[2] In the following year he was one of the founders of the Surrealist Group of Lisbon, together with António Pedro, Cândido Costa Pinto, Fernando de Azevedo, Mário Cesariny and José-Augusto França, among others.
Marked by an accentuated erotic character, endowed with great formal and chromatic sensuality, Vespeira's painting uses a lexicon of contrasting, round, pointed shapes, which allow him to cross metamorphoses of the female body or explicit sexual allusions with evocations of the animal world and vegetable.
According to Emília Ferreira: "In a game of themes evoking ritualizing situations, we will see the emergence of the bodies of women with large round breasts, vulvas, erect phalluses, birds, flowers, horns ...", like in his famous paintings Parque dos Insultos (Park of the Insults) (1949) or Simumis (1949).

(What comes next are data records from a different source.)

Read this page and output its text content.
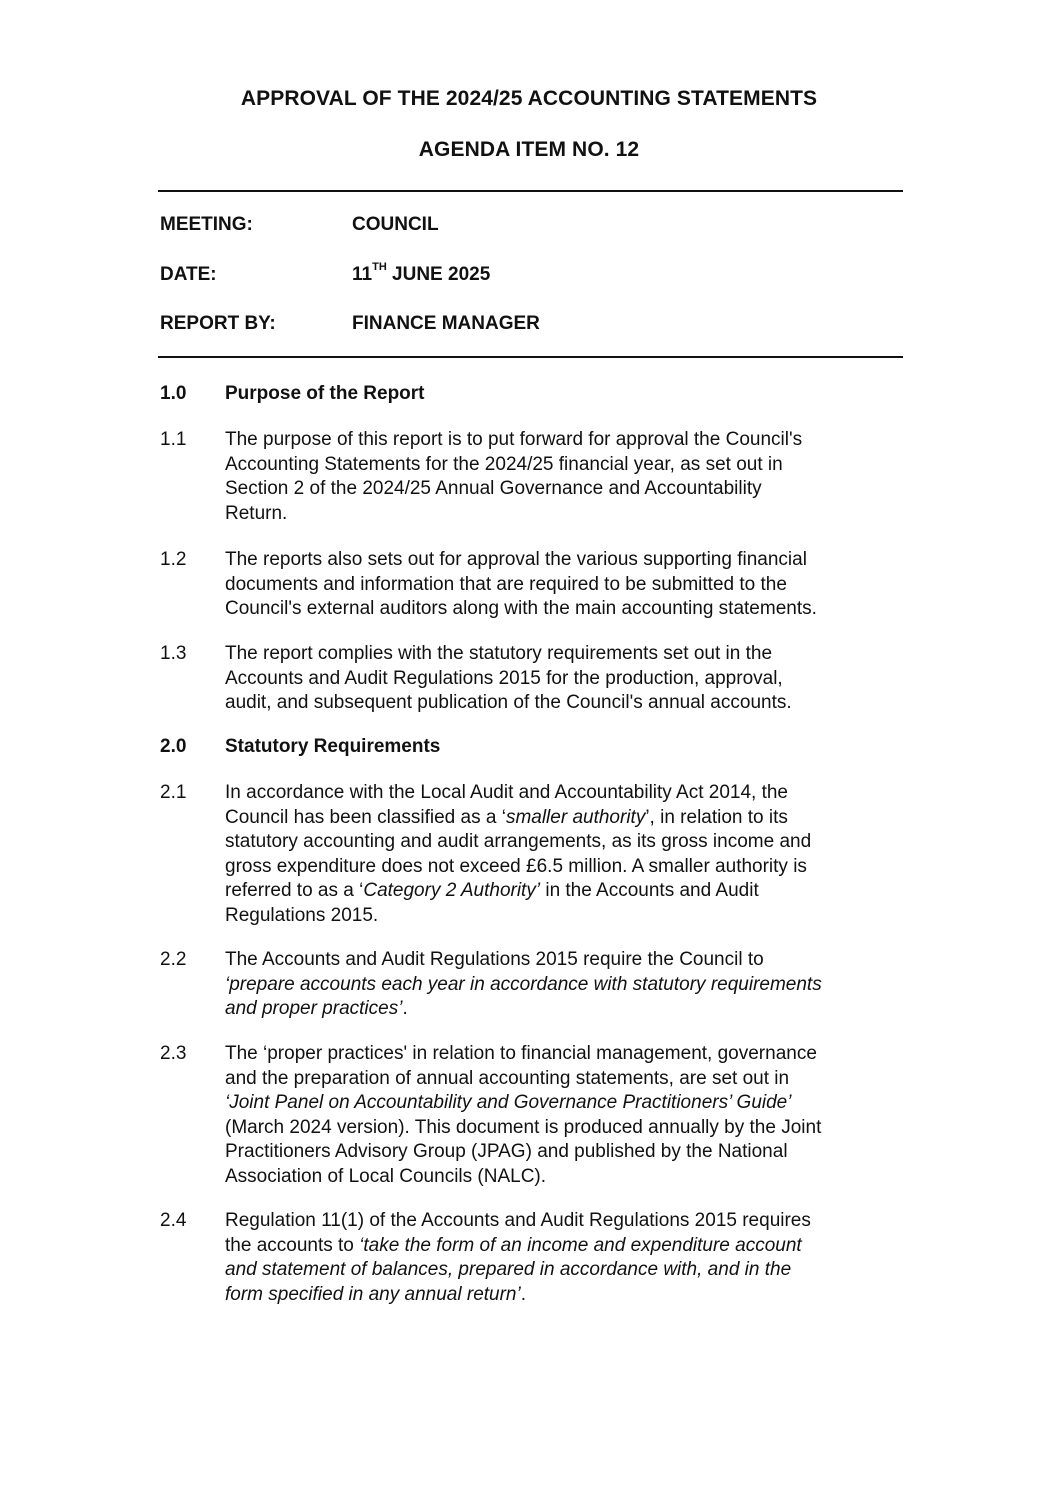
APPROVAL OF THE 2024/25 ACCOUNTING STATEMENTS
AGENDA ITEM NO. 12
MEETING:	COUNCIL
DATE:	11TH JUNE 2025
REPORT BY:	FINANCE MANAGER
1.0 Purpose of the Report
1.1 The purpose of this report is to put forward for approval the Council's
Accounting Statements for the 2024/25 financial year, as set out in
Section 2 of the 2024/25 Annual Governance and Accountability
Return.
1.2 The reports also sets out for approval the various supporting financial
documents and information that are required to be submitted to the
Council's external auditors along with the main accounting statements.
1.3 The report complies with the statutory requirements set out in the
Accounts and Audit Regulations 2015 for the production, approval,
audit, and subsequent publication of the Council's annual accounts.
2.0 Statutory Requirements
2.1 In accordance with the Local Audit and Accountability Act 2014, the
Council has been classified as a ‘smaller authority’, in relation to its
statutory accounting and audit arrangements, as its gross income and
gross expenditure does not exceed £6.5 million. A smaller authority is
referred to as a ‘Category 2 Authority’ in the Accounts and Audit
Regulations 2015.
2.2 The Accounts and Audit Regulations 2015 require the Council to
‘prepare accounts each year in accordance with statutory requirements
and proper practices’.
2.3 The ‘proper practices' in relation to financial management, governance
and the preparation of annual accounting statements, are set out in
‘Joint Panel on Accountability and Governance Practitioners’ Guide’
(March 2024 version). This document is produced annually by the Joint
Practitioners Advisory Group (JPAG) and published by the National
Association of Local Councils (NALC).
2.4 Regulation 11(1) of the Accounts and Audit Regulations 2015 requires
the accounts to ‘take the form of an income and expenditure account
and statement of balances, prepared in accordance with, and in the
form specified in any annual return’.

In the following decade Vespeira re-approaches the original surrealist universe (in the 1980s he also uses collage), in works where he relapses on ancient themes and recovers "the sensual view of the world, in its familiar hybridism", crossing the contours of the landscape and the music with the lines of the female body.
[6] His long history of work in graphic arts and resistance to the Estado Novo continued after the overthrow of the dictatorship on April 25, 1974, leading him to actively collaborate with the Armed Forces Movement.